The relativistic argument is that boxing is business, and what the public wants, the public gets. I understand that position, but I do not have a shred of sympathy for it, for one reason.

In almost all other regards, boxing has not the slightest interest in giving the public what it wants. If it did, to take one example, Tommy Fury’s elder brother Tyson would by now have fought Anthony Joshua, Joe Joyce, Daniel Dubois and Oleksandr Usyk.

What’s more, big fights would not be regularly abandoned for failed drug tests.

Ringside judging would not be a byword for laughable incompetence.
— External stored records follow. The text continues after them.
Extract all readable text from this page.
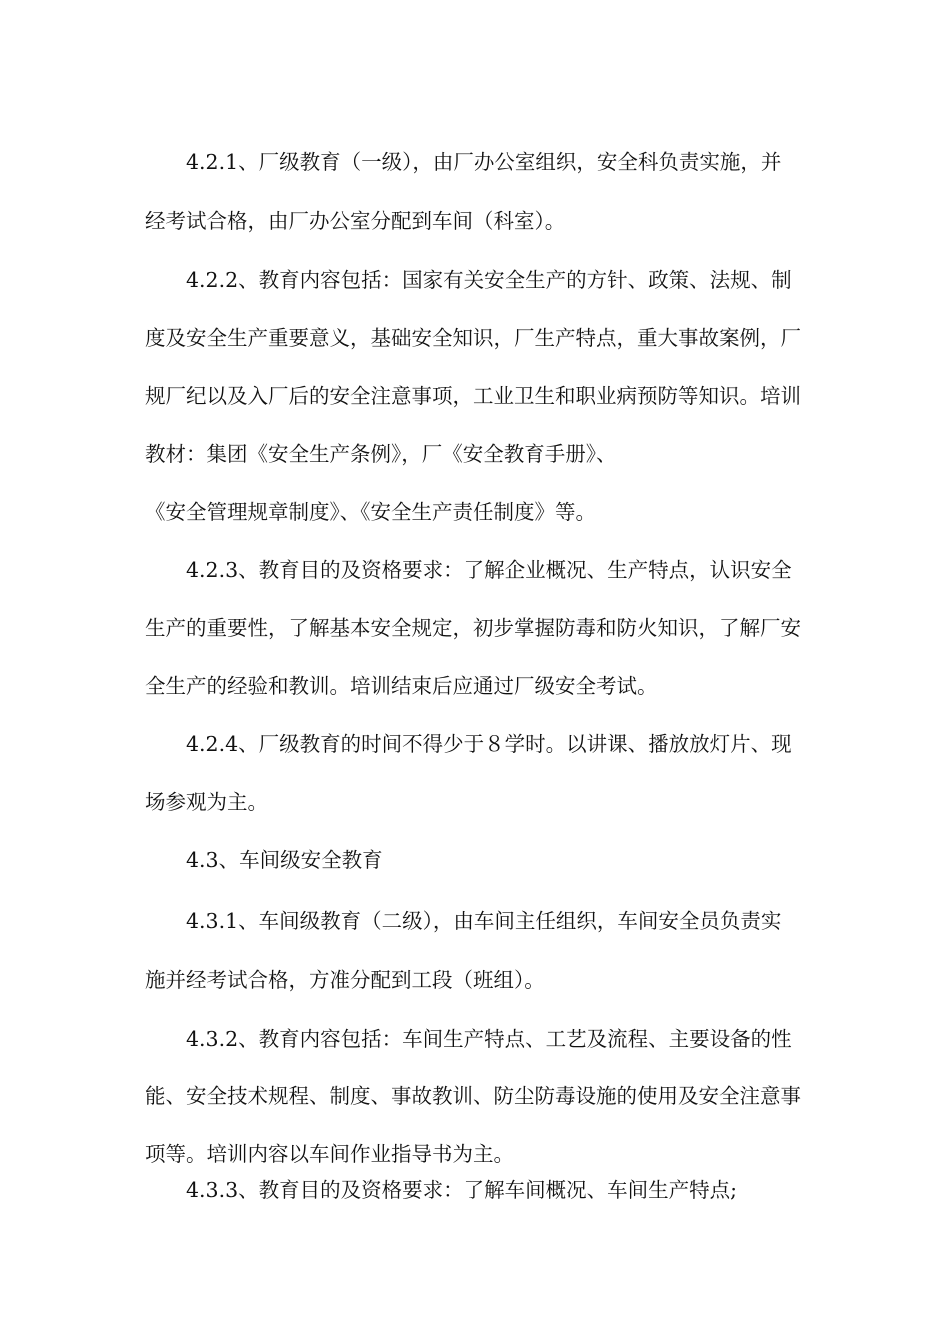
4.2.1、厂级教育（一级），由厂办公室组织，安全科负责实施，并
经考试合格，由厂办公室分配到车间（科室）。
4.2.2、教育内容包括：国家有关安全生产的方针、政策、法规、制
度及安全生产重要意义，基础安全知识，厂生产特点，重大事故案例，厂
规厂纪以及入厂后的安全注意事项，工业卫生和职业病预防等知识。培训
教材：集团《安全生产条例》，厂《安全教育手册》、
《安全管理规章制度》、《安全生产责任制度》等。
4.2.3、教育目的及资格要求：了解企业概况、生产特点，认识安全
生产的重要性，了解基本安全规定，初步掌握防毒和防火知识，了解厂安
全生产的经验和教训。培训结束后应通过厂级安全考试。
4.2.4、厂级教育的时间不得少于８学时。以讲课、播放放灯片、现
场参观为主。
4.3、车间级安全教育
4.3.1、车间级教育（二级），由车间主任组织，车间安全员负责实
施并经考试合格，方准分配到工段（班组）。
4.3.2、教育内容包括：车间生产特点、工艺及流程、主要设备的性
能、安全技术规程、制度、事故教训、防尘防毒设施的使用及安全注意事
项等。培训内容以车间作业指导书为主。
4.3.3、教育目的及资格要求：了解车间概况、车间生产特点;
And brilliant match-ups like this year’s Terence Crawford v Errol Spence Jr classic would come along every other month rather than two or three times a decade. What I mean to say is that boxing is generally denuded, and it mostly has itself to blame.

Boxing fans are masochists. We love the sport in spite of its epic dysfunction, its cast of appalling supporting characters, its shadiness, its sclerosis, its grift. KSI vs Tommy Fury is a symptom of how hopeless the sport has become, not a contributing cause in its demise. If there are so few great fights out there that this sort of novelty pap can be hawked to boxing fans as the real deal then boxing must ask itself why.